Bolivia no está mucho mejor, precisamente. El covid no solo ha llegado al propio gobierno (la presidenta interina, Jeanine Áñez, ha estado contagiada), sino que además el país se ve incapaz de asumir la crisis sanitaria: ha tenido que indultar a los presos mayores de 58 años para descongestionar las cárceles, los hospitales rechazan a enfermos por no poder atenderlos e incluso hay muertos que se agolpan en la calle por no poder ser enterrados.

Además, el país compró respiradores procedentes de España por un precio tres veces superior al real. A todo ello se suma la proximidad de las elecciones, que iban a celebrarse el 6 de septiembre pero que, por miedo a la pandemia, se han trasladado al 18 de octubre ante la posibilidad de disturbios en las calles que pudieran aumentar todavía más los contagios.

Mudarra recuerda que "el gasto público en salud en España es de 79.315,8 millones de euros, lo que equivale al 6,37% del PIB de 2019, mientras que en el conjunto de América Latina en 2018 fue del 2,2% del PIB. Esto da lugar a menos capacidades para atender una enfermedad nueva que conlleva dramáticas consecuencias y unos tratamientos muy especializados. Por lo tanto, no hay una preparación para afrontar una curva de contagios como el que se está viviendo".
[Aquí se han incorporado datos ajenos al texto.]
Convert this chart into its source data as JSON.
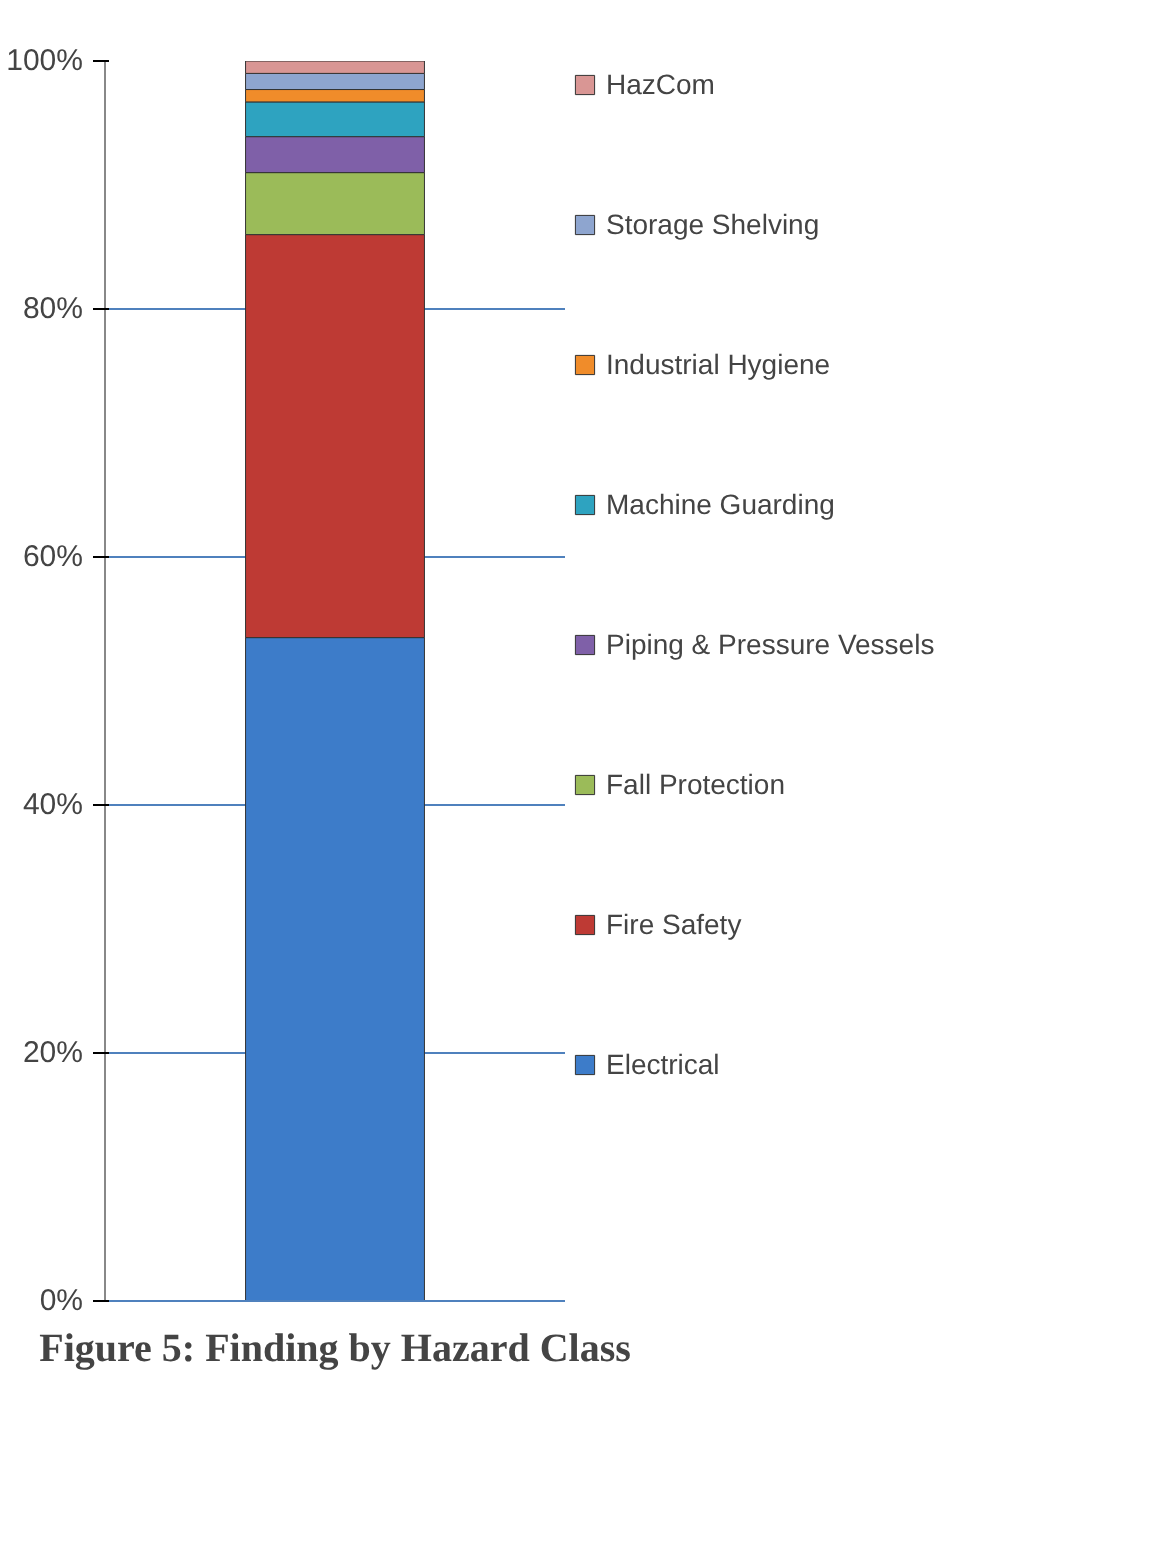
{
  "chart_data": {
    "type": "bar",
    "title": "Figure 5: Finding by Hazard Class",
    "categories": [
      null
    ],
    "stacked": true,
    "series": [
      {
        "name": "Electrical",
        "color": "#3d7cc9",
        "values": [
          53.5
        ]
      },
      {
        "name": "Fire Safety",
        "color": "#be3a34",
        "values": [
          32.5
        ]
      },
      {
        "name": "Fall Protection",
        "color": "#9bbb59",
        "values": [
          5
        ]
      },
      {
        "name": "Piping & Pressure Vessels",
        "color": "#7f60a8",
        "values": [
          2.9
        ]
      },
      {
        "name": "Machine Guarding",
        "color": "#2ea3c0",
        "values": [
          2.8
        ]
      },
      {
        "name": "Industrial Hygiene",
        "color": "#f08c2a",
        "values": [
          1
        ]
      },
      {
        "name": "Storage Shelving",
        "color": "#8ea5cf",
        "values": [
          1.3
        ]
      },
      {
        "name": "HazCom",
        "color": "#d99694",
        "values": [
          1
        ]
      }
    ],
    "ylim": [
      0,
      100
    ],
    "yticks": [
      {
        "value": 0,
        "label": "0%"
      },
      {
        "value": 20,
        "label": "20%"
      },
      {
        "value": 40,
        "label": "40%"
      },
      {
        "value": 60,
        "label": "60%"
      },
      {
        "value": 80,
        "label": "80%"
      },
      {
        "value": 100,
        "label": "100%"
      }
    ],
    "grid": "y",
    "legend": "right"
  }
}
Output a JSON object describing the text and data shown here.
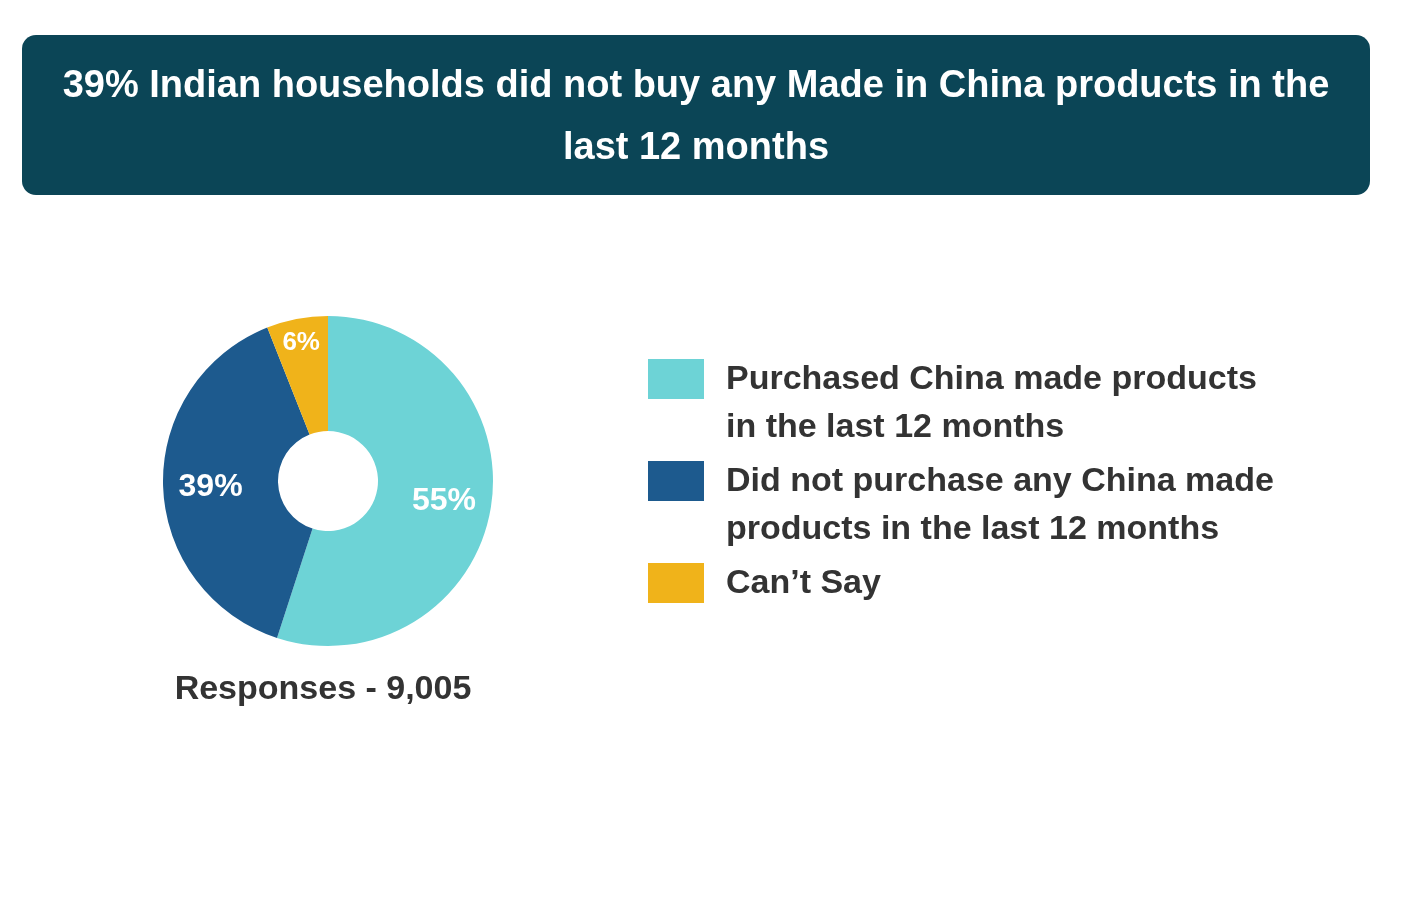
{
  "chart_data": {
    "type": "donut",
    "title": "39% Indian households did not buy any Made in China products in the last 12 months",
    "categories": [
      "Purchased China made products in the last 12 months",
      "Did not purchase any China made products in the last 12 months",
      "Can’t Say"
    ],
    "values": [
      55,
      39,
      6
    ],
    "colors": [
      "#6dd3d6",
      "#1d5a8e",
      "#f0b31a"
    ],
    "value_labels": [
      "55%",
      "39%",
      "6%"
    ],
    "legend": "right",
    "annotations": [
      "Responses - 9,005"
    ]
  }
}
A las capacidades en materia de salud "hay que añadir el nivel de desigualdad de ingresos existente en las sociedades latinoamericanas. Pese a sus avances económicos y sociales de los primeros años de este siglo, América Latina aún es la región más desigual del planeta, según se demuestra en los últimos informes de la CEPAL o el PNUD. Esta desigualdad conlleva que millones de personas no puedan acceder a servicios básicos, como la salud, la educación e, incluso, a una vivienda digna o directamente a una alimentación adecuada. Millones de personas expuestas ahora a una enfermedad que no pueden enfrentar".

Es en este contexto donde Enrique Ramírez, junto a su equipo y el resto de instituciones colaboradoras, ha decidido poner su particular gran de arena para echar una mano en la lucha contra el covid a las regiones más desfavorecidas del mundo y, con suerte, a todas las demás que puedan venir por delante.